Bis 9. März habe es seitens des Landes Tirol aber keine "zielgerichtete Strategie der Pandemiebekämpfung" gegeben, so die Kommission.

Kritik setzt es auch am Gesundheitsministerium: Das noch aus der Monarchie stammende Epidemiegesetz "wurde weder - für die nachgeordneten Behörden erkennbar - auf seine Anwendbarkeit in Tourismusgebieten geprüft, noch wurden rechtzeitig Schritte eingeleitet, das Gesetz den Gegebenheiten der heutigen Mobilität anzupassen. Dadurch wurden die Bezirksverwaltungsbehörden in ihrer Entscheidungsfindung nicht unterstützt und das erforderliche rasche Eingreifen behindert", schreibt die Kommission.

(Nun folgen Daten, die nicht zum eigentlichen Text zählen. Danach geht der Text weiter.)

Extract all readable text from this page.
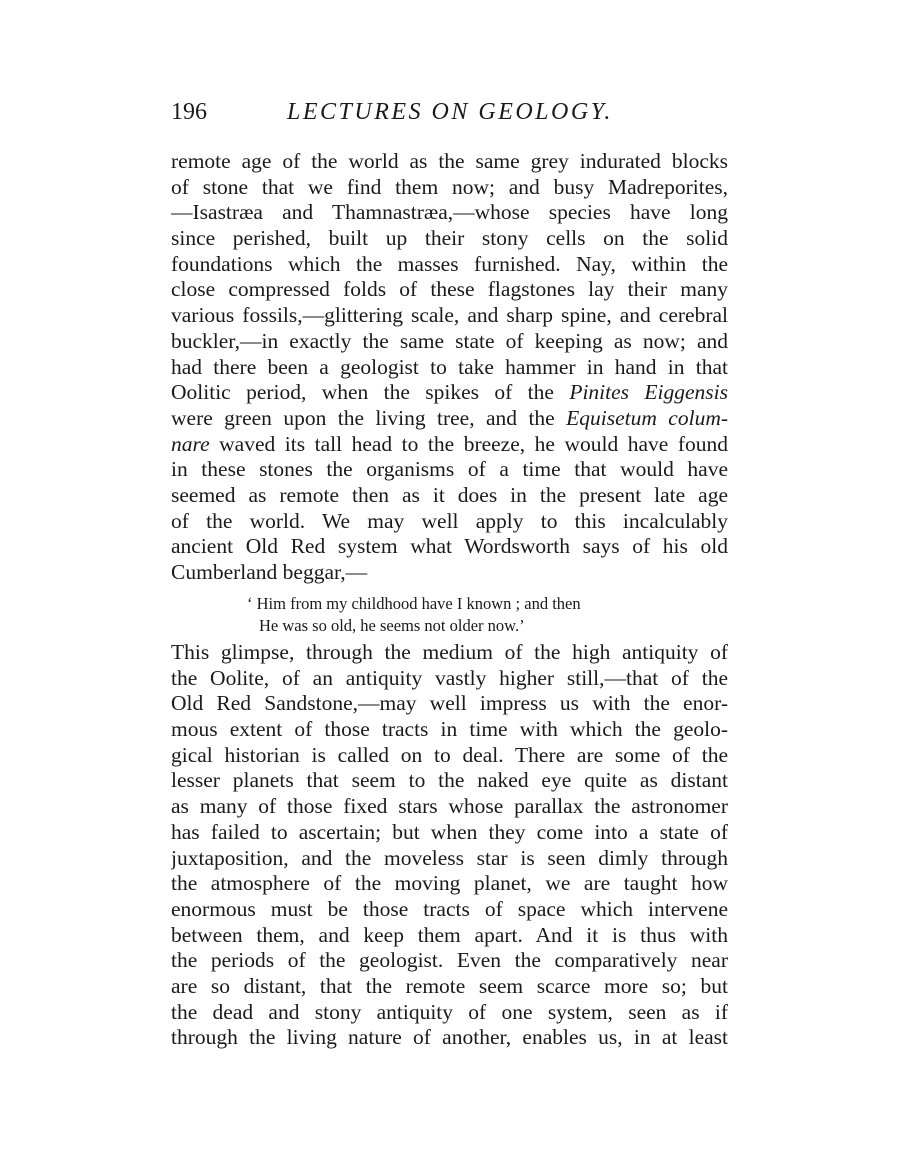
196	LECTURES ON GEOLOGY.
remote age of the world as the same grey indurated blocks
of stone that we find them now; and busy Madreporites,
—Isastræa and Thamnastræa,—whose species have long
since perished, built up their stony cells on the solid
foundations which the masses furnished. Nay, within the
close compressed folds of these flagstones lay their many
various fossils,—glittering scale, and sharp spine, and cerebral
buckler,—in exactly the same state of keeping as now; and
had there been a geologist to take hammer in hand in that
Oolitic period, when the spikes of the Pinites Eiggensis
were green upon the living tree, and the Equisetum colum-
nare waved its tall head to the breeze, he would have found
in these stones the organisms of a time that would have
seemed as remote then as it does in the present late age
of the world. We may well apply to this incalculably
ancient Old Red system what Wordsworth says of his old
Cumberland beggar,—
‘ Him from my childhood have I known ; and then
He was so old, he seems not older now.’
This glimpse, through the medium of the high antiquity of
the Oolite, of an antiquity vastly higher still,—that of the
Old Red Sandstone,—may well impress us with the enor-
mous extent of those tracts in time with which the geolo-
gical historian is called on to deal. There are some of the
lesser planets that seem to the naked eye quite as distant
as many of those fixed stars whose parallax the astronomer
has failed to ascertain; but when they come into a state of
juxtaposition, and the moveless star is seen dimly through
the atmosphere of the moving planet, we are taught how
enormous must be those tracts of space which intervene
between them, and keep them apart. And it is thus with
the periods of the geologist. Even the comparatively near
are so distant, that the remote seem scarce more so; but
the dead and stony antiquity of one system, seen as if
through the living nature of another, enables us, in at least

Anschobers Gesundheitsministerium verweist in einer Aussendung, dass man sich "aufgrund der umfassenden inhaltlichen Neuerung durch die COVID-Pandemie zu einem zeitlich befristeten und spezifischen COVID-Maßnahmengesetz" habe, statt das Epidemiegesetz zu erneuern.

Verbraucherschützer: 6.170 Infektionen

Die Folge all dieser Fehltritte könnten tausende Ansteckungen mit dem Coronavirus auf der ganzen Welt sein. Der Verbraucherschutzverein VSV von Peter Kolba (bekannt als ehemaliger Liste Pilz-Klubobmann) verzeichnet mit Ende September 6.170 Infektionen weltweit, die sich auf Ansteckungen in jenen Tagen in Tirol zurückverfolgen lassen.

Kolba betreibt mehrere Amtshaftungsklagen, um Entschädigung für die Erkrankten - zu erwirken. Zumindest 30 Todesfälle sollen sich auf über Tirol verbreitete Ansteckungen zurückführen lassen.